S. R. – “Microfilm easily withstands the test of time. In one client’s application, film was created in the mid 1940’s and still has good “playback” capabilities. Hermetic sealing is an option that organizations may wish to pursue to eliminate the need for special environment conditions for storage.”

K. S. – “Two of the best examples are newspapers and deeds recorded on film. Many of these rolls were filmed from 1948 to the present. The technical qualities of many of the newspapers are good, and except for deeds that were microfilmed for “copy-flow”* purposes, many of the deeds films are clear and readable. The “copy-flow” rolls contain many splices and the densities vary. All these films are still being copied and used when documents in the office are lost. The major problem that affects the life span of these films is the fact that the film created up through the 1970’s is on an acetate base. For these rolls to continue to be viable, silver copies on polyester based film must be made at some point in the future. *Copy flow is a process where each book was filmed separately and then spliced together; the films were used to create a paper copy, which was then bound into a book format.
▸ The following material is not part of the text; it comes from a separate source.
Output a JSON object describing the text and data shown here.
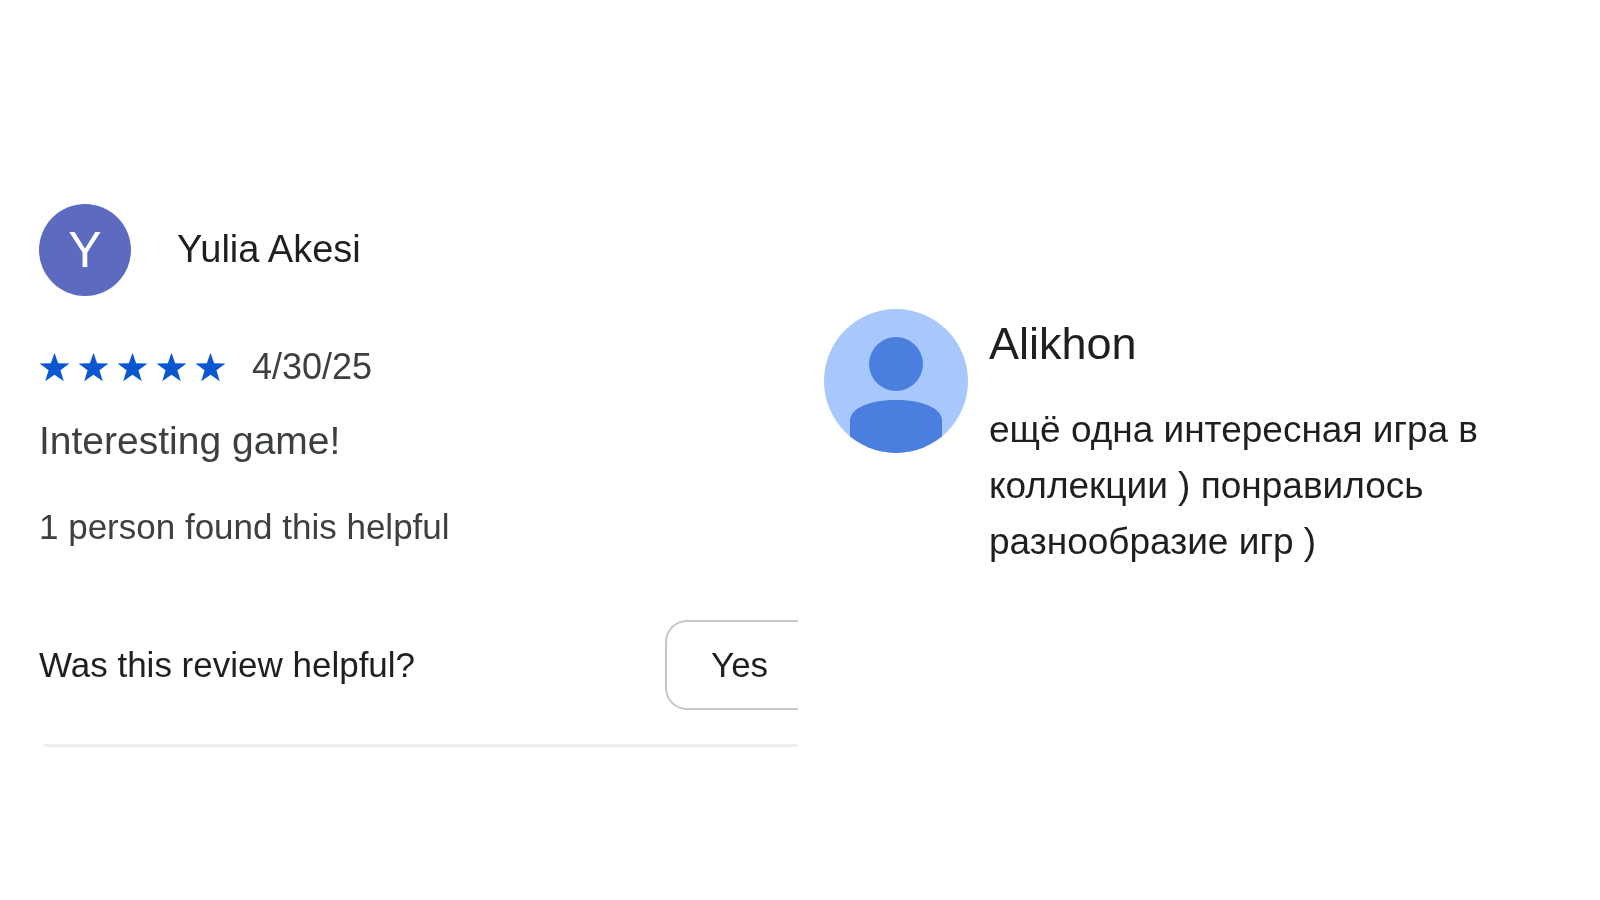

9. Where can we find qualified speakers who are knowledgeable in micrographics?

S.R. – “Work with ARMA in Identifying individuals who identify micrographics as one of their areas of expertise – i.e. develop a speakers database; additionally, put out a call for “experienced professionals in Micrographics” via listserv or some other mass mailing mechanism.”

K. S. – “AIIM, ARMA, State and Local Government Officials, Vendors, Technical Schools.”

10. Since the microfilm market is mature and diminishing is there any longer a need for a Standards Committee?

S. R. – “Perhaps the need for an active Standards committee has diminished but there is an ongoing need for ensure no new standards are needed and for collaborative work between film based imaging and optical imaging…”

K. S. – “Standards continue to be important. In fact the standards industry is international at this point. The microfilm market as it once was has changed dramatically with the advent of electronic record keeping. But, the need for an “archival” security backup for important, permanent and vital records has not changed. With the new technologies, specifically creating microfilm from digital images, standards must be updated to ensure that vendors producing this computer generated microfilm are regulated and produce film that is readable and of high quality.

Sharon Robertson:

Sharon Robertson is the President of RIM Technologies Inc.; a Calgary based firm specializing in all aspects of information and image management.

She has been a member of ARMA, CIIMS and AIIM for many years and has also served on the local ARMA Board and at the International level in numerous capacities (Education IAC and Education Development Committee). From 1987 to April of 1994, Sharon taught and coordinated a certificate program in Records & Information Management at Mount Royal College. She has also developed and delivered custom designed, client specific educational modules, through the ARMA Education Workshop program and the Technology Training Institute.

Sharon has presented numerous topics for ARMA International, including full day institutes on micrographics and optical imaging, and served as the 1995 Region VIII Conference Program Chair. During her tenure as Calgary ARMA Chapter president, Sharon produced a 24-minute video on Records and Information Management, widely used as a training tool by many chapters.

Kathy Smith:

Kathy M. Smith is the Director of the Records Administration and Image Services Division at the Pennsylvania Historical and Museum Commission. Since 1992 she has served in this leadership position responsible for Pennsylvania’s State Government Records Management program.

From 1975-1992 Ms. Smith served in various management positions in the Department of Environmental Protection with specific responsibilities focused on providing a comprehensive records management program and implementing a microfilm conversion project.

Ms. Smith is a 2000 graduate of the Leadership Development Institute for Women in State Government (LDI) and serves as an alumni board member. Kathy also attended Harrisburg Area Community College, Business Administration; is past president of the Keystone Chapter, AIIM; past treasurer of the Central PA Chapter of ARMA.